None of these disinformation campaigns succeeded in undermining American stability, in part because the Soviets didn’t have access to what may be the world’s most powerful weapon for fomenting fear, outrage and unverified information: social media.
The indictments last week by special counsel Robert S. Mueller III against 13 Russians and three Russian companies accused of interfering in the 2016 presidential election laid bare the way America’s biggest tech platforms have altered the centuries-old game of spycraft and political warfare.
Russian operatives couldn’t have asked for better tools than Facebook and Twitter to spark conflict and deepen divisions within Americans, experts say. Never before could they fan propaganda with such ease and speed and needle the people most vulnerable to misinformation with such precision.
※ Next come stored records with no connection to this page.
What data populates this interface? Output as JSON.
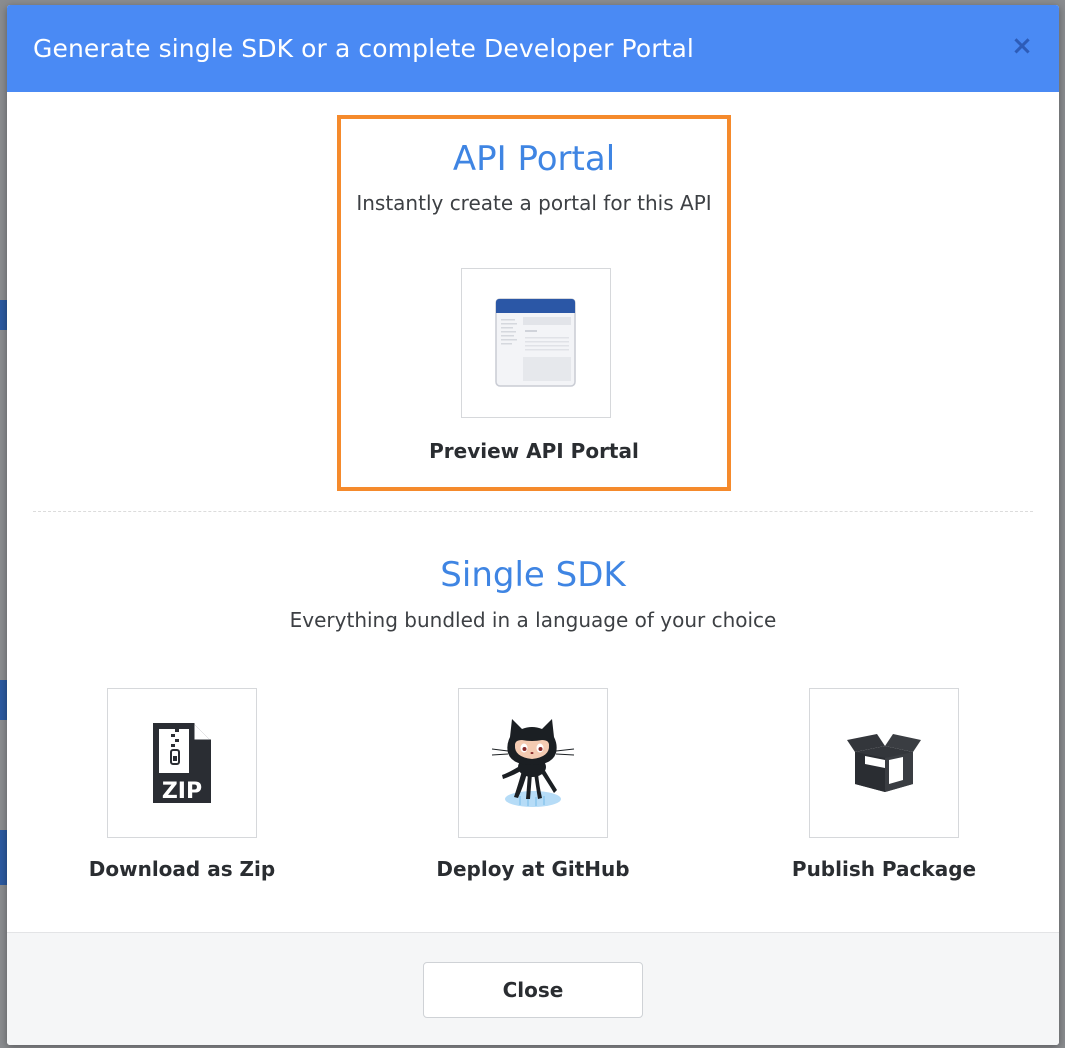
{
  "modal": {
    "title": "Generate single SDK or a complete Developer Portal",
    "close_icon": "close-icon"
  },
  "portal": {
    "heading": "API Portal",
    "subtitle": "Instantly create a portal for this API",
    "preview": {
      "label": "Preview API Portal",
      "icon": "portal-preview-icon"
    }
  },
  "sdk": {
    "heading": "Single SDK",
    "subtitle": "Everything bundled in a language of your choice",
    "options": [
      {
        "label": "Download as Zip",
        "icon": "zip-file-icon"
      },
      {
        "label": "Deploy at GitHub",
        "icon": "github-octocat-icon"
      },
      {
        "label": "Publish Package",
        "icon": "package-box-icon"
      }
    ]
  },
  "footer": {
    "close_label": "Close"
  },
  "colors": {
    "header_bg": "#4a8af4",
    "accent_blue": "#3f85e3",
    "highlight_border": "#f58a2c",
    "close_x": "#2d5cb8"
  }
}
“They’re using the same playbook; it’s just a new medium,” said Clint Watts, a former FBI agent and a senior fellow at the Center for Cyber and Homeland Security at George Washington University. “Social media is where you do this stuff now. It wasn’t possible during the Cold War.”
At the root of the strategy are the algorithms social networks employ to encourage more engagement — the comments, likes and shares that generate advertising revenue for their makers.
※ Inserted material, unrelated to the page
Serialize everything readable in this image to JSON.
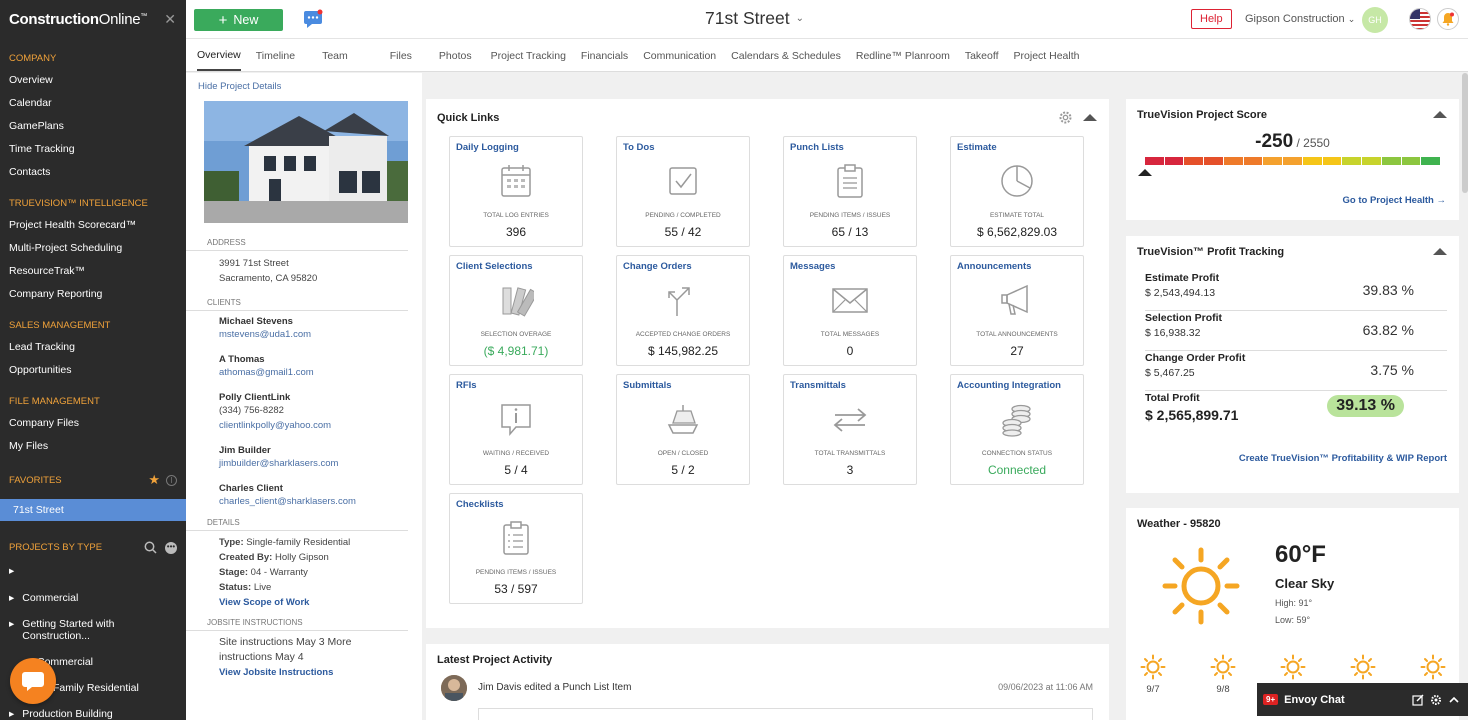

The problem, researchers say, is that humans typically gravitate toward things that make us angry online. Outrage generates more stimuli in our brains, increasing the odds we respond to news and posts that tick us off. The algorithms know this and serve up such content accordingly.
“Online platforms have profoundly changed the incentives of information sharing,” Yale psychologist M.J. Crockett wrote in a paper for Nature Human Behavior. “Because they compete for our attention to generate advertising revenue, their algorithms promote content that is most likely to be shared, regardless of whether it benefits those who share it — or is even true.”
Since the platforms insist they aren’t media companies, they’re under no legal obligation to verify what’s posted. That allows falsehoods to spread faster, not in the least part because most people don’t actually read the links they share, according to a 2016 study by researchers at Columbia University and the French National Institute.